118. Theme from Bewitched
Steve Lawrence
1964
Laugh all you want, but this unknown, overlooked and/or derisively dismissed flop of a single from ’64 (and BTW, can something really be considered a flop if it carried little or no expectations to begin with?), which is basically a ‘60s TV theme sung by a ‘50s crooner in a style that owes everything to the big-band sound of the ‘40s, is more than just a swinging arrangement of a pedestrian tune. It’s a flat-out stunning recording that, despite never having made even a ripple of impact on the charts, is far greater than the sum or its parts, more musically compelling than you realize, and far more worthy of a spot on this list than most would care to admit. Don’t believe me?
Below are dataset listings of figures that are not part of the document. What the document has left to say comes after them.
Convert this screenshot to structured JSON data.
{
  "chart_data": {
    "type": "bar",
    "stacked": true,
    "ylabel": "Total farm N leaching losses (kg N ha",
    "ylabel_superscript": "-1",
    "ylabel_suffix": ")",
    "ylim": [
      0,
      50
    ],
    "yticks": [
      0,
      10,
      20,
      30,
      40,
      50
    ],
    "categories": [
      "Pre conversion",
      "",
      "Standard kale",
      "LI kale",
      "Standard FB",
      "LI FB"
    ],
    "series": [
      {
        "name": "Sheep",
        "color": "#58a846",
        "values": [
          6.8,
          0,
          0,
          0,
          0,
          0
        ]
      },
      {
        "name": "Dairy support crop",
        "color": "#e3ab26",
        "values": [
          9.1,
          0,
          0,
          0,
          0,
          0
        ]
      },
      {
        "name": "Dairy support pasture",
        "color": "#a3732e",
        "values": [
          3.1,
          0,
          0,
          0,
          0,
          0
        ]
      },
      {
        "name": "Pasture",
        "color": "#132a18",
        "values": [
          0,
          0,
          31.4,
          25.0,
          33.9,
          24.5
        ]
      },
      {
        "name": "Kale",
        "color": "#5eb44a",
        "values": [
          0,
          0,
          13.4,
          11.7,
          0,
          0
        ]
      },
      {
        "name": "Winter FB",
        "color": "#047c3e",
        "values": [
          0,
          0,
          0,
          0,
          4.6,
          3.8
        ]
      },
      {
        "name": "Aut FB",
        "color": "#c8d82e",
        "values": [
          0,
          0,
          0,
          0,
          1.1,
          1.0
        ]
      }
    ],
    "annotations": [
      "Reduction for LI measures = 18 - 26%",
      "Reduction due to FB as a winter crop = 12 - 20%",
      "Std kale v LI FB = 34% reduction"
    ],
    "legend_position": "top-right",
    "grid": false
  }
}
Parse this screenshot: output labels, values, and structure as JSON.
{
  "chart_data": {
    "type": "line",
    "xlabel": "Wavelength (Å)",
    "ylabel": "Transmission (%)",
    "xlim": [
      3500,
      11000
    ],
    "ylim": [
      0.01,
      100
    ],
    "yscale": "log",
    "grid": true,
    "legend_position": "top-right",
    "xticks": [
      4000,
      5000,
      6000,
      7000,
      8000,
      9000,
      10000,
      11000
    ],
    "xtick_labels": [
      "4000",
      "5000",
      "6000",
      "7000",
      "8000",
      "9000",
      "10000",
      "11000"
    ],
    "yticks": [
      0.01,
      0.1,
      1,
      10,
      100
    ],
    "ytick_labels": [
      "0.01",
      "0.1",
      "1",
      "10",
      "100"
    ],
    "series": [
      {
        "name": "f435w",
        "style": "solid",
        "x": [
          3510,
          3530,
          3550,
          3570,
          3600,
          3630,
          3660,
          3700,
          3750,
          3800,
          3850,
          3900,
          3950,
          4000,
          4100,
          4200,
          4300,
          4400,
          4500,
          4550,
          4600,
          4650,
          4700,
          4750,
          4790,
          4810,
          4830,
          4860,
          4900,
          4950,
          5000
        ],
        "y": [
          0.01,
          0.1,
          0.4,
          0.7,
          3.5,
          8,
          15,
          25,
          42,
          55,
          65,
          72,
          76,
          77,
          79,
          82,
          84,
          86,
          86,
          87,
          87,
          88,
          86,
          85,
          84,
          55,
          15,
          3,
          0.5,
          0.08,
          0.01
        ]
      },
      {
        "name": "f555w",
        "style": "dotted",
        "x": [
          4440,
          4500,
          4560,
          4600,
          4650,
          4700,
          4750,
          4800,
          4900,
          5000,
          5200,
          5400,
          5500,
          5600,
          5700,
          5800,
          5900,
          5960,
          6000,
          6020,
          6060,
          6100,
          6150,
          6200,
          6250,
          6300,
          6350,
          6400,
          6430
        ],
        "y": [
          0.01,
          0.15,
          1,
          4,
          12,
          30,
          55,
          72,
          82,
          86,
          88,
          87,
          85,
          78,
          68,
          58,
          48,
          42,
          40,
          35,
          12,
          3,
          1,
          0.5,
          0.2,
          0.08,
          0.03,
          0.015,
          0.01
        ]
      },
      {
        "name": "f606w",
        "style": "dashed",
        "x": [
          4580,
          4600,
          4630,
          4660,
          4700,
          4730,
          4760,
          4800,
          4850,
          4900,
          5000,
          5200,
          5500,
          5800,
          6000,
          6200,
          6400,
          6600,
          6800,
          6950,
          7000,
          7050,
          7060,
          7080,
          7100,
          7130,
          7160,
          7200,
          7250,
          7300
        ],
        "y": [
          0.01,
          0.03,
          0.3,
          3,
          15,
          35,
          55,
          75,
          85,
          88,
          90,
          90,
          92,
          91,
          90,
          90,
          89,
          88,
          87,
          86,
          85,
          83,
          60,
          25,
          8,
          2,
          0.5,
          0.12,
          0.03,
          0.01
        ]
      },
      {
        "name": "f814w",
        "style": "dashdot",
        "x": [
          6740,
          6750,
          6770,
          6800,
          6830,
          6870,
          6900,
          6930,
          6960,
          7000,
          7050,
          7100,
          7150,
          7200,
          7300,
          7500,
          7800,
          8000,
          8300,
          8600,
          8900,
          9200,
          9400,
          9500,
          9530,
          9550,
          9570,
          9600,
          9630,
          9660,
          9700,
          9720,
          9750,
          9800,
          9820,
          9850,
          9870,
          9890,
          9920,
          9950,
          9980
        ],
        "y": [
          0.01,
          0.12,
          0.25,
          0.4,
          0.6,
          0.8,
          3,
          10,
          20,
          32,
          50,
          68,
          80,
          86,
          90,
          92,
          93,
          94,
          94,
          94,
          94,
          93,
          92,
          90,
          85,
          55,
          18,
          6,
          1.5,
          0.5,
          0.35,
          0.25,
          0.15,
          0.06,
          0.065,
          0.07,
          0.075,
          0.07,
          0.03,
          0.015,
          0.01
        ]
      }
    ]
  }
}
Listen to this 2-minute finger-popper, a sassy, and proudly (even defiantly) anachronistic pearl of a single, with both an open mind and honest heart and then tell me, if you can, exactly which of the above contentions is not true.
119. It’s Now Winter’s Day
Tommy Roe
1967
Take it from one of the few who actually went out, plunked down the hard-earned 97 cents, and paid cold, hard cash for this baby during the winter of ‘67, there was nothing like hailing from one of the coldest, dreariest parts of the country, going downstairs to your parents' finished basement on a snowy winter’s day, turning on the record player and lowering the tone arm onto this pretty and affecting but otherwise non-hit of a 45 about the untold possibilities that arise when a pretty girl and her perfume meet a young man and his crackling fire to inspire thoughts of adulthood in a blossoming but otherwise clueless, bike-riding, baseball-loving and George of the Jungle-watching 12 year old.
120. Heartbeat
Gloria Jones
1965
Much like the Walker Brothers had to go to England to become stars, so too Gloria Jones was forced to leave the U.S. to seek fame and fortune abroad. But while she made something of a name for herself in Britain, her releases here never amounted to a hill of beans. Her 1964 single, Tainted Love, for example, earned her some acclaim and sold a few copies in England, but never came close to hitting in America – until, that is, it was covered some two decades later by British new wave group, Soft Cell, and became a sensation. And this organ-rich little rocker (which was split in half and released as two sides of the same single) did little on either side of the Atlantic despite being covered multiple times. Which is odd, because I listen to it today and I can’t help but feel it is one of the most powerful and driving R&B recordings ever made – this from a nice girl from Ohio who once followed her dream overseas, who met and fell in love with a budding glam rocker named Marc Bolan of T Rex, who married the guy and bore him a son, but who found herself ostracized and forced to flee her adopted homeland when one evening after a night of out in London she got behind the wheel of their family car, accidentally skidded out of control, and woke up amid a sea of sirens and lights to realize the father of her son had been thrown from the passenger seat and killed instantly.